The dispute gets to the heart of Bittensor’s idea of decentralization. Covenant AI alleged that founder Jacob Steeves, known as Const, exerted significant influence over management and network operations, an accusation Steeves denied.
Bittensor’s governance documents describe a transitional system where a “triumvirate” of Opentensor Foundation employees has root permissions alongside a Senate, rather than a fully open governance model.
Covenant AI claims that subnet emissions have been suspended, and the Bittensor founder denies the allegations
Covenant AI said Steves has taken several actions against the project in recent weeks, including suspending emissions to its subnet, restricting moderation powers in community channels and exerting “direct economic pressure” through visual token sales during the dispute.
Steeves rejected the allegations, claiming he could not suspend the subnetwork’s emissions and that he did not enjoy “any privilege beyond that enjoyed by ordinary TAO holders”.
On Friday answerSteves said he sold some of his “alpha holdings on his three subnets because they weren’t running and were on almost 100% burn code,” changing emissions in the same way “that all buying and selling on Bittensor does.”

Steves also denied stripping the Covenant AI team of its moderation rights, saying he removed the team’s ability to only temporarily delete posts before restoring them.

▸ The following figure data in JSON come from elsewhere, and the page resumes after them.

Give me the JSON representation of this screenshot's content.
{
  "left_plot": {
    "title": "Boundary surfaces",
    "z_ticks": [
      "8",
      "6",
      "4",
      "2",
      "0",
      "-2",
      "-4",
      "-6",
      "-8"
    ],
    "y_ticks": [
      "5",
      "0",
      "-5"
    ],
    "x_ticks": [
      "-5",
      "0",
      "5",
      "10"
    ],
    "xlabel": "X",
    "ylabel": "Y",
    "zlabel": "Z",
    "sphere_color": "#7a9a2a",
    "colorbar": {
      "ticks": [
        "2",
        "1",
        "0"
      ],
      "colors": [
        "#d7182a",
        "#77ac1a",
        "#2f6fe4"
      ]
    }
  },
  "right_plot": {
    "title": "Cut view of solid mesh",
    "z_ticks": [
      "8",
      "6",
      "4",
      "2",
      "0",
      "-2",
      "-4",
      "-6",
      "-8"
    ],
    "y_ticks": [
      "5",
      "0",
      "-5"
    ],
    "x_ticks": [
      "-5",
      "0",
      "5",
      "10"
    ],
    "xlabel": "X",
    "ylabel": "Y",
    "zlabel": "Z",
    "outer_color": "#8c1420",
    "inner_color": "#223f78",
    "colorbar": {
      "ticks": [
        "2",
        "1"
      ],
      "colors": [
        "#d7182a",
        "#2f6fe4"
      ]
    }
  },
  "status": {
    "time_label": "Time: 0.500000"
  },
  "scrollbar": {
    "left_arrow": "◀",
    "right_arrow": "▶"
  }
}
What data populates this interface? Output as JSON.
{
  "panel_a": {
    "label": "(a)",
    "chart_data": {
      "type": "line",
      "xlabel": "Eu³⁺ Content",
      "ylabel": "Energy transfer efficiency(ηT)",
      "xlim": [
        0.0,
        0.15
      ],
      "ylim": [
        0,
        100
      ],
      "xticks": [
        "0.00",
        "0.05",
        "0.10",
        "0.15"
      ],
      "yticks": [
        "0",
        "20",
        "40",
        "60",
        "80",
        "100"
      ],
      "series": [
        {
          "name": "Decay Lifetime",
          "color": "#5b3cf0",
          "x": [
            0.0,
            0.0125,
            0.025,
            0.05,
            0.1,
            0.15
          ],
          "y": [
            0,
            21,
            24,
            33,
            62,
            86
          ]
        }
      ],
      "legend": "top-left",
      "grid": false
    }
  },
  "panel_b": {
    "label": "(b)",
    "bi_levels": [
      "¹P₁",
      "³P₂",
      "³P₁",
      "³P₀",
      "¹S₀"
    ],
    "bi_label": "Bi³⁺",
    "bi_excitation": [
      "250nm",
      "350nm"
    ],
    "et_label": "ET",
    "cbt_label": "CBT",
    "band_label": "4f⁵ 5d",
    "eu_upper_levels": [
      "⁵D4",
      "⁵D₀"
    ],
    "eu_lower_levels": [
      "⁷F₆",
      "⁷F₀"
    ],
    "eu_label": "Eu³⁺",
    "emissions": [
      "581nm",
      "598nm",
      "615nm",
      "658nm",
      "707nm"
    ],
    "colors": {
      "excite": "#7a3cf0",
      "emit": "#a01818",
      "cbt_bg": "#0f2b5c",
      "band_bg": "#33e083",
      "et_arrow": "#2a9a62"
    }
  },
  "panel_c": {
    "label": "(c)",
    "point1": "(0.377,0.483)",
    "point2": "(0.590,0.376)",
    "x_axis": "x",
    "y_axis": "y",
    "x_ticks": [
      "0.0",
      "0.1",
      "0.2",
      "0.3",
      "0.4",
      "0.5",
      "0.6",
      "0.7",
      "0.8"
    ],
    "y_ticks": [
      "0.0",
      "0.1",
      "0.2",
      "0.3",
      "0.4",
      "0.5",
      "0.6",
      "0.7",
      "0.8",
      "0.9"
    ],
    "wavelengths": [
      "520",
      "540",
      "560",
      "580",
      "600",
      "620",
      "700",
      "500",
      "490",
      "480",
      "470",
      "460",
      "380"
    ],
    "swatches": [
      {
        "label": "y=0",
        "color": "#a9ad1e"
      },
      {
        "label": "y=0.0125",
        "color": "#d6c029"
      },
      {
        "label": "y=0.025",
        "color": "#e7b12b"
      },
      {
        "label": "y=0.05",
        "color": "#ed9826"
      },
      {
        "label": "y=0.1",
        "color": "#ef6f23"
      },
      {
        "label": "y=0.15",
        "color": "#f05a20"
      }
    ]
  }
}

He added that large token sales were visible on-chain.
“Not big. Less than 1% of what I invested in his teams. It’s impossible to avoid being seen in my position. I reserve the right to buy and sell tokens which supports the entire dTao system,” he added.
Bittensor previously received mainstream attention after Nvidia CEO Jensen Huang praised the decentralized training process on Bittensor Subnet 3, calling Covenant’s achievement in pre-training the largest decentralized LLM a “remarkable technical achievement.” during All in Podcast on March 19th.
Related to: Bittensor’s TAO Price May Drop 40% Within Five Weeks: Fractal Data
TAO’s sales volume skyrocketed before Covenant AI’s departure was announced
The governance dispute also affected Bittensor (Tao), which was down nearly 18% over the past 24 hours as of Friday morning, according to market data.

However, selling volume on TAO rose to its highest level since December 2024, about 24 hours before Covenant AI announced its departure. “If you think this is a coincidence, you don’t understand the game you’re playing. This was a calculated exit and execution.” books Cryptocurrency analyst Ardi in Friday post
Cointelegraph reached out to Covenant AI and Bittensor for comment, but did not receive a response as of publication.

The dispute raises broader concerns about projects seeking decentralization, according to David and Daniel Lieberman, co-founders of the layer-one decentralized protocol Gonka.
“Decentralized networks that serious builders want must answer one question: Can the infrastructure you build on be used against you? If yes, then decentralization is cosmetic,” they told Cointelegraph.